The Atbara protests quickly spread to several cities, including the capital, Khartoum. The main organising force was the Sudanese Professionals Association (SPA), a coalition of members from 17 banned trade unions, including teachers, doctors, engineers, pharmacists and other white-collar workers. The SPA was supported by youth and women’s organisations. On 25 December, it mobilised thousands for a march on the presidential palace in Khartoum. The march was met with tear gas, rubber bullets and live ammunition.
In April 2019, protesters began an indefinite sit-in around military headquarters. On 11 April, Bashir was removed from power. The army dissolved parliament and attempted to retain control, announcing that a Transitional Military Council would rule during a so-called “transitional” period. Protesters again took to the streets, forcing the council’s leader, Awad Ibn Auf, to resign. The movement continued, culminating in a general strike on 28–29 May, followed by another strike two weeks later.

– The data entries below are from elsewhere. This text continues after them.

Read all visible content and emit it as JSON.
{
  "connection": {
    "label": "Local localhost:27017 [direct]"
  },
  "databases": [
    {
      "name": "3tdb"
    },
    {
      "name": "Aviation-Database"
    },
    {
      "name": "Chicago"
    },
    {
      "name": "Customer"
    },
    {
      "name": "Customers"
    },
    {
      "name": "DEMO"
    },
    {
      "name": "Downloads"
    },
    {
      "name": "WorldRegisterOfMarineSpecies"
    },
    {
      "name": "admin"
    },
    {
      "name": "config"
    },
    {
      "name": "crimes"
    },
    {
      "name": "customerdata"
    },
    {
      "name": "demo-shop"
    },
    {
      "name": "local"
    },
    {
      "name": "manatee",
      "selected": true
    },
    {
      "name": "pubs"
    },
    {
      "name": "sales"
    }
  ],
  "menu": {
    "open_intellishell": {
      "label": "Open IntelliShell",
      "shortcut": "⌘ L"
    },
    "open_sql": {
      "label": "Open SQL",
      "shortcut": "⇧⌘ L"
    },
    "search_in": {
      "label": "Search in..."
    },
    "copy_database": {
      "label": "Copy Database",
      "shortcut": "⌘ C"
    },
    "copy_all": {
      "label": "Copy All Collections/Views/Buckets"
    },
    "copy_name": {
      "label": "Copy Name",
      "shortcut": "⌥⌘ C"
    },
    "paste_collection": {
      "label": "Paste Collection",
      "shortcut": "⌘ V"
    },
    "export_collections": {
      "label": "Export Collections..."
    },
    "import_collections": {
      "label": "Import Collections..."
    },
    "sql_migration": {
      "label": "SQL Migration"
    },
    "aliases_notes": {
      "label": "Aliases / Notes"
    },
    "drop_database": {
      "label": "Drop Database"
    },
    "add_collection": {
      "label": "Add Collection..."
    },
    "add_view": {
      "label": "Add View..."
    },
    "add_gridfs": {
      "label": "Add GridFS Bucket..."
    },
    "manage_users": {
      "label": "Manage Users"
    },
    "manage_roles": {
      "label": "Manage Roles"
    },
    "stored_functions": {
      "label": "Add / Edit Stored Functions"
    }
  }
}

On 3 June, in what became known as the Khartoum massacre, government forces killed over 100 protesters at the sit-in in Khartoum, raped men and women, and threw dozens of bodies into the River Nile. Yet the protests persisted. In August, opposition leaders negotiated a rotten power-sharing agreement with the military council. On 25 October 2021, a military coup dissolved the transitional government and abducted civilian ministers and revolutionary leaders.
The success of the counter-revolution led to war between the Rapid Support Forces—successors to Bashir-backed Janjaweed militias—and the Russian-backed Sudanese Armed Forces. Neither faction represents the revolutionary moment of 2018. That legacy survives instead in the neighbourhood-based resistance committees that emerged after a split within the SPA. Initially organising mutual aid during Covid, these committees are now developing an independent political programme. The Sudanese revolution is not over.